SKI

Il y a deux semaines, j'ai profité du merveilleux temps pour passer le week-end chez mes parents.
Il faisait tellement beau qu'on n'a pas réfléchi bien longtemps: Samedi, ce serait ski en famille.

 

Et s'il y a bien une chose dont on est fier dans la famille, c'est de savoir skier.

 

Je ne suis pas une flèche, j'ai pas un style délirant, je me fais parfois un peu peur, et par moment, je tombe.

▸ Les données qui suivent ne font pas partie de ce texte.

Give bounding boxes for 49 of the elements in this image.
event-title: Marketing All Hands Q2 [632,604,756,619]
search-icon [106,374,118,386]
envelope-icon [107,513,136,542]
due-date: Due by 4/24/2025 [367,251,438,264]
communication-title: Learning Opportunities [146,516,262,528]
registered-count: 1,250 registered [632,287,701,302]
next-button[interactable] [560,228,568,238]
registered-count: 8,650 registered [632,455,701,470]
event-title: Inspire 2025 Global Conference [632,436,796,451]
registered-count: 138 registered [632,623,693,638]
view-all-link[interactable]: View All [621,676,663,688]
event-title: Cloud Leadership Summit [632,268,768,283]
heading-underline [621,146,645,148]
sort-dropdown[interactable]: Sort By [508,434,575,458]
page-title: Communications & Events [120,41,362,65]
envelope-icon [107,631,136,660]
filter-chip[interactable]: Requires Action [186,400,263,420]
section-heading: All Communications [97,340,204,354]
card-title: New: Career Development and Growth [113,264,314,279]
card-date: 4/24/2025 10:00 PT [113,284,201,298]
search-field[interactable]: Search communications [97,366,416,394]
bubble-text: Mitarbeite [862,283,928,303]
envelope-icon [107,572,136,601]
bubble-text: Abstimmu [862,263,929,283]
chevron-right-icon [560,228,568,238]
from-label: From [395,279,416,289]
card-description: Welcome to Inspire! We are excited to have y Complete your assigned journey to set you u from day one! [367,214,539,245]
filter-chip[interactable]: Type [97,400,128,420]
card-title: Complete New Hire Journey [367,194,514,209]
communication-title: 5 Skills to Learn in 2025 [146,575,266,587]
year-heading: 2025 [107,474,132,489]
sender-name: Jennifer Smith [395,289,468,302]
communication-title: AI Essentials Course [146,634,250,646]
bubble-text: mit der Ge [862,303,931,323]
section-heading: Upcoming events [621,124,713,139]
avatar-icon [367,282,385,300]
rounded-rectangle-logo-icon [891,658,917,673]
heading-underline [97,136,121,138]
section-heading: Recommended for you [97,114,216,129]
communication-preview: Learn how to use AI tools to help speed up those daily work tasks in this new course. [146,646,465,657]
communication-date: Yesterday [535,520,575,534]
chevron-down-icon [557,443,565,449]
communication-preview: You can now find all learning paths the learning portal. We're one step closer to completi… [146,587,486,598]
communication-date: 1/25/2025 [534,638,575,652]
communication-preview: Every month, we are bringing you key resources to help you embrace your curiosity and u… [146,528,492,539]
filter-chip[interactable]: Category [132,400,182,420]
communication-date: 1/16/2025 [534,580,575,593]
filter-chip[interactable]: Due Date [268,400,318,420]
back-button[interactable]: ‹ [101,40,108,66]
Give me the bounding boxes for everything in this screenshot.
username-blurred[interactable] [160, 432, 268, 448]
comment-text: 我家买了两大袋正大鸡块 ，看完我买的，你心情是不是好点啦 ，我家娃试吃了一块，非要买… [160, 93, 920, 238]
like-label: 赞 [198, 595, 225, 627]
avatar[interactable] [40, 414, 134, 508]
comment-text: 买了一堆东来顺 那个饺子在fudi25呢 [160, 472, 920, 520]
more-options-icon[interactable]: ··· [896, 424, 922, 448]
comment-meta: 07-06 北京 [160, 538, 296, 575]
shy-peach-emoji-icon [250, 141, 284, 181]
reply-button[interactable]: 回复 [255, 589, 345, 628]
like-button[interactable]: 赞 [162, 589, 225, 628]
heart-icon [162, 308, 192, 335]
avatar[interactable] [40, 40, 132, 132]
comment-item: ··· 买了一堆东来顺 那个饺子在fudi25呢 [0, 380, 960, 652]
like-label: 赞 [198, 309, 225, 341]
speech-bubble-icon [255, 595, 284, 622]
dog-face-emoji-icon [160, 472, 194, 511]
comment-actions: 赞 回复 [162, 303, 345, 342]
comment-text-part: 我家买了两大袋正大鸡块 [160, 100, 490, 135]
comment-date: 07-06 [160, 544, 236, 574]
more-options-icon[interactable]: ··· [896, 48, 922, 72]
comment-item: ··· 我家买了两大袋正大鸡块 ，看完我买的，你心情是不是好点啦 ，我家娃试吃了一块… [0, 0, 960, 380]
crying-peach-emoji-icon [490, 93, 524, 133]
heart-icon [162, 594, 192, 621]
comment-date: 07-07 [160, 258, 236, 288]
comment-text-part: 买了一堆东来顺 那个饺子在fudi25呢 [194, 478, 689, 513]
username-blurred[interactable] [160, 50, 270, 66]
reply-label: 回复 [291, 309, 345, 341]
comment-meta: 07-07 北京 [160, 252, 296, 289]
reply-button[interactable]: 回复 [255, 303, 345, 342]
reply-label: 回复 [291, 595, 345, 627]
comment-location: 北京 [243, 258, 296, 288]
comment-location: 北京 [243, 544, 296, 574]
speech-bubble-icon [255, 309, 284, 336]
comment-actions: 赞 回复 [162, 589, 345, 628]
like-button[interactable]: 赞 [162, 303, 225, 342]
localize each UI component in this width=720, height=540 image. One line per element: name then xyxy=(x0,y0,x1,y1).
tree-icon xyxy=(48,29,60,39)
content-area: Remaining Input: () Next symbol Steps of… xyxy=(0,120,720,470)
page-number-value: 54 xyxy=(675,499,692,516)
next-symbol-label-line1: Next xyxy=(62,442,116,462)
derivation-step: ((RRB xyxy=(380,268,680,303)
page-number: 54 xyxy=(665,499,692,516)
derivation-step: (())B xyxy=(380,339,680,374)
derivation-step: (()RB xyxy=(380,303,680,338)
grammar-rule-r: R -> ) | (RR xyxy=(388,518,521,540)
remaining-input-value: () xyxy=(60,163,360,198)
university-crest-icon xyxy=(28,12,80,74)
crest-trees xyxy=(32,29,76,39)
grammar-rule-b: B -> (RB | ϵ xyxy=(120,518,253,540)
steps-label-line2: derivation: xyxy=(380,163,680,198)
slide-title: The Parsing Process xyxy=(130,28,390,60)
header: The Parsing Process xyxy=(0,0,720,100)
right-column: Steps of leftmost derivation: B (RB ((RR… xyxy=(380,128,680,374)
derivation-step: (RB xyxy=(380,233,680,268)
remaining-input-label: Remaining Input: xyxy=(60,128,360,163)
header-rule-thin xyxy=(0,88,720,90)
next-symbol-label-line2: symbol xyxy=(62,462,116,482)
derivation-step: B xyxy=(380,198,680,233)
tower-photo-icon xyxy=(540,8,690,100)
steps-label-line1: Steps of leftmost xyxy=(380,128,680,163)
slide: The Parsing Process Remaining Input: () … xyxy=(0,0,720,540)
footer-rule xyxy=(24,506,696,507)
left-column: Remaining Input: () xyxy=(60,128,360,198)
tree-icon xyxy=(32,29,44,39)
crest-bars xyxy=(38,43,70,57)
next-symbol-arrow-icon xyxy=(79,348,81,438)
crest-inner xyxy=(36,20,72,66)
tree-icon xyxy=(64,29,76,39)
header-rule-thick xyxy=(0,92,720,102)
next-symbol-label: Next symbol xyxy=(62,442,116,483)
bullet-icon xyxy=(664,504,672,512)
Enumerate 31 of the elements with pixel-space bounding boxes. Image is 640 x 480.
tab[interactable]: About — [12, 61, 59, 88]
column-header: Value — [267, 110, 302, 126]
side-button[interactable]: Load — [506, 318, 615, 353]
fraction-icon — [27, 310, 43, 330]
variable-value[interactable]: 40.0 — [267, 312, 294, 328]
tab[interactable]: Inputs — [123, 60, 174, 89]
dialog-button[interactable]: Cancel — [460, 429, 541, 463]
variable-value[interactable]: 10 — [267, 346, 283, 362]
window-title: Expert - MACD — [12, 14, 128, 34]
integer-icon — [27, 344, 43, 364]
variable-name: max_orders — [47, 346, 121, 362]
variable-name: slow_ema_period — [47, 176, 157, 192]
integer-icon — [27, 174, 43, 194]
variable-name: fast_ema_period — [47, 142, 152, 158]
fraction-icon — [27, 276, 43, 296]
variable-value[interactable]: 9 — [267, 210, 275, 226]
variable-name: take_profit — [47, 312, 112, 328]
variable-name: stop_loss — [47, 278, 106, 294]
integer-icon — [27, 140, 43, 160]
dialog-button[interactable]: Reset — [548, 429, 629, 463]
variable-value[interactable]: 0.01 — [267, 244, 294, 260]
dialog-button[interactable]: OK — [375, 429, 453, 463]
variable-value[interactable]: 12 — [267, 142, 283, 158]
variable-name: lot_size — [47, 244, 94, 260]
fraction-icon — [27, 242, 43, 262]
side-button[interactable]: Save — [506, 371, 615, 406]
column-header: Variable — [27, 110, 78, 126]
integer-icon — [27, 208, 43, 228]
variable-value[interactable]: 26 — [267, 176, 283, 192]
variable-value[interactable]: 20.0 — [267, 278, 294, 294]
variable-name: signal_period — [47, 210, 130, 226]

Mais inévitablement, lorsque je suis dans un champ de bosses, je recherche l'approbation de Papa. Je veux qu'il me voie, qu'il me regarde, et qu'il me dise qu'il est fier de moi. Fier parce que je sais skier, parce que je peux les suivre partout. Et lorsque les mots tombent, le fameux "Je suis content, vous skiez bien les enfants." alors je me sens forte et conquérante. Même si je vais avoir 25 ans, je reste une enfant qui a besoin du soutien de ses parents. 

 

Apprécier le ski et les sports d'hiver en général, ça n'a pas été une bataille facile à mener. 

A l'école primaire, j'allais au Ski du Mercredi, durant tout l'hiver. Et j'ai lutté. Parce que le ski, j'aimais pas, c'était la corvée.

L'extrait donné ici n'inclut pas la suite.